Germany migrant anti semitism
Nina Peretz, head of "Friends of Fraenkelufer", a Jewish initiative which is part of the Fraenkelufer Synagogue, plays drums with migrant children in a refugee shelter in BerlinREUTERS/Hannibal Hanschke

Leaders of Germany's Jewish community say many Jews feel unsafe and anti-Semitism is on the rise, partly due to the recent massive influx of Muslims from countries where anti Semitism is rife. A growing number of Germany's Jews are even considering making "aliyah" - moving to Israel - so concerned are they about the rise in ill-feeling in a country where within some people's living memory the Final Solution was formulated by the Nazis.

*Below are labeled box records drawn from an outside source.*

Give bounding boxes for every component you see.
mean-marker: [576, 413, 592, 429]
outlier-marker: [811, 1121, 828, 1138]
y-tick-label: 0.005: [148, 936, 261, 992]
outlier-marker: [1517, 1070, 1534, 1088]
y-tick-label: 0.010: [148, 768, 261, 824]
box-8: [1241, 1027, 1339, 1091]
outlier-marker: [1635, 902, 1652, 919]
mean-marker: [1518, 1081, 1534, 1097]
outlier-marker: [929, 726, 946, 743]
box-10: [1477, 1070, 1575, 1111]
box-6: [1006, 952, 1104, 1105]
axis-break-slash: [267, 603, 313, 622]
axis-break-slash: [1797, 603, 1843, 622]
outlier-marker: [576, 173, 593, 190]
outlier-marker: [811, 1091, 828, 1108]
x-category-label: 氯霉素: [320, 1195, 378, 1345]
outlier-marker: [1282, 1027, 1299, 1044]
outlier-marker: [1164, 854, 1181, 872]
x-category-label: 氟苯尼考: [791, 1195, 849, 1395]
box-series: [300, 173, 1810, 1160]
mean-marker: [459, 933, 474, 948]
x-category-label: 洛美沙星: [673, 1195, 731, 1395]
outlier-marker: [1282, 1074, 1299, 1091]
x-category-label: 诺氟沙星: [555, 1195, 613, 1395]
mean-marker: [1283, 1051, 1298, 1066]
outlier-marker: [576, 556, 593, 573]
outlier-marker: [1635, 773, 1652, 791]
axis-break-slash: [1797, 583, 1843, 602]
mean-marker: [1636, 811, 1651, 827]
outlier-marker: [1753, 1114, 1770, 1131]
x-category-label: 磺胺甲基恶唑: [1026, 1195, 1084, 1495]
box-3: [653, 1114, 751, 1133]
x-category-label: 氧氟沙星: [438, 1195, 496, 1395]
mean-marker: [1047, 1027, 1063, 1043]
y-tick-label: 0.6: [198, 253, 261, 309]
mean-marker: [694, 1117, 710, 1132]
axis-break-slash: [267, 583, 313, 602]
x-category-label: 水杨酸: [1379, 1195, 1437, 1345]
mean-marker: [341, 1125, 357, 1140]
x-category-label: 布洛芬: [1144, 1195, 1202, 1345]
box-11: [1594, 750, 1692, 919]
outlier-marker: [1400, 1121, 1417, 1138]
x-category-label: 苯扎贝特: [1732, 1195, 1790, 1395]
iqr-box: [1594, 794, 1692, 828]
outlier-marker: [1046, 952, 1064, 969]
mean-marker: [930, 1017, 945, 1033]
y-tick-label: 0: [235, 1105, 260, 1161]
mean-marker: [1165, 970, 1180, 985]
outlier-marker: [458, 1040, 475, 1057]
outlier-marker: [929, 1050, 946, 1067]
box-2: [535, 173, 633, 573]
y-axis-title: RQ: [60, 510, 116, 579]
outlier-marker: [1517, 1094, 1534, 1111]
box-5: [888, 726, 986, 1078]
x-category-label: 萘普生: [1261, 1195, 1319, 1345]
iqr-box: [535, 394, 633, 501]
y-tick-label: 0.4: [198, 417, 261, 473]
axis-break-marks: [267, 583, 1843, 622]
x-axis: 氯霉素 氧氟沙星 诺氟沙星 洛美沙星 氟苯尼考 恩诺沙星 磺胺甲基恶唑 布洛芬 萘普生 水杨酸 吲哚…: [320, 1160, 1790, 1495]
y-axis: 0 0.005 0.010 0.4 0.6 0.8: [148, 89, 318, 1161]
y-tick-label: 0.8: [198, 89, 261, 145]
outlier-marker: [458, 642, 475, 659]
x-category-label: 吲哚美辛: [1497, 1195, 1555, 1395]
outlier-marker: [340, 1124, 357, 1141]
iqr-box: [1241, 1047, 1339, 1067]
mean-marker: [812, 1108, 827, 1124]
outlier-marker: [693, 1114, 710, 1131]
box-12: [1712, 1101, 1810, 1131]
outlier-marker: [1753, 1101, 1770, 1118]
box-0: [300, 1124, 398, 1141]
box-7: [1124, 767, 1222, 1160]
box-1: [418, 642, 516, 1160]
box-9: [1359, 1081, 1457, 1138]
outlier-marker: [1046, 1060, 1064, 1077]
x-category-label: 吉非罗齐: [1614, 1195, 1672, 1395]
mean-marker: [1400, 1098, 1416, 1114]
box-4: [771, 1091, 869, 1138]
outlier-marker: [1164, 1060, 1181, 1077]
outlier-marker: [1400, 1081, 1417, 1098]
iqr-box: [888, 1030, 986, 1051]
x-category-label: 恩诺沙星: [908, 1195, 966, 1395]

Tensions rose during the 2014 Gaza war, with an Israeli couple assaulted and a Wuppertal synagogue first torched by the Nazis in 1938 was attacked again - this time by three Palestinian youths, who under German law can only be identified as Ismael A., 29, Muhammad E., 25 and Jamil A., 19. At their first trial, the three were found not guilty of anti-Semitism and granted probation because they claimed they had wanted to draw attention to the war. However their punishment has now been increased.

Copenhagen synagogue
People of different religions hold hands in a "ring of peace" around a synagogue in CopenhagenREUTERS/Simon Skipper/Scanpix

Hamburg community leader Daniel Killy told news outlet tagesschau.de the city's 2,500 Jews are now living in fear - partly due to "the terrible fear of naming Islamism as such." In the last year alone 1.1 million migrants, mostly from Syria, Iraq, Afghanistan and other Muslim countries, have entered Germany under Chancellor Angela Merkel's "open door" policy.

Last year (2015) some 200 German Jews made "aliyah" to Israel. Israel's Prime Minister Benjamin Netanyahu responded to attacks on Jews in Europe by inviting them to move to the Middle East. Now Russian President Vladimir Putin has also offered an invitation to Europe's Jews. For many German Jews it seems the horrors of the past are yet again in danger of becoming a reality.

Head of Wuppertal's 2,000-strong Jewish community, Leonie Goldberg, told Der Spiegel: "I thought the time of the packed suitcases was for always over. Now I am considering when we need to again pack these suitcases."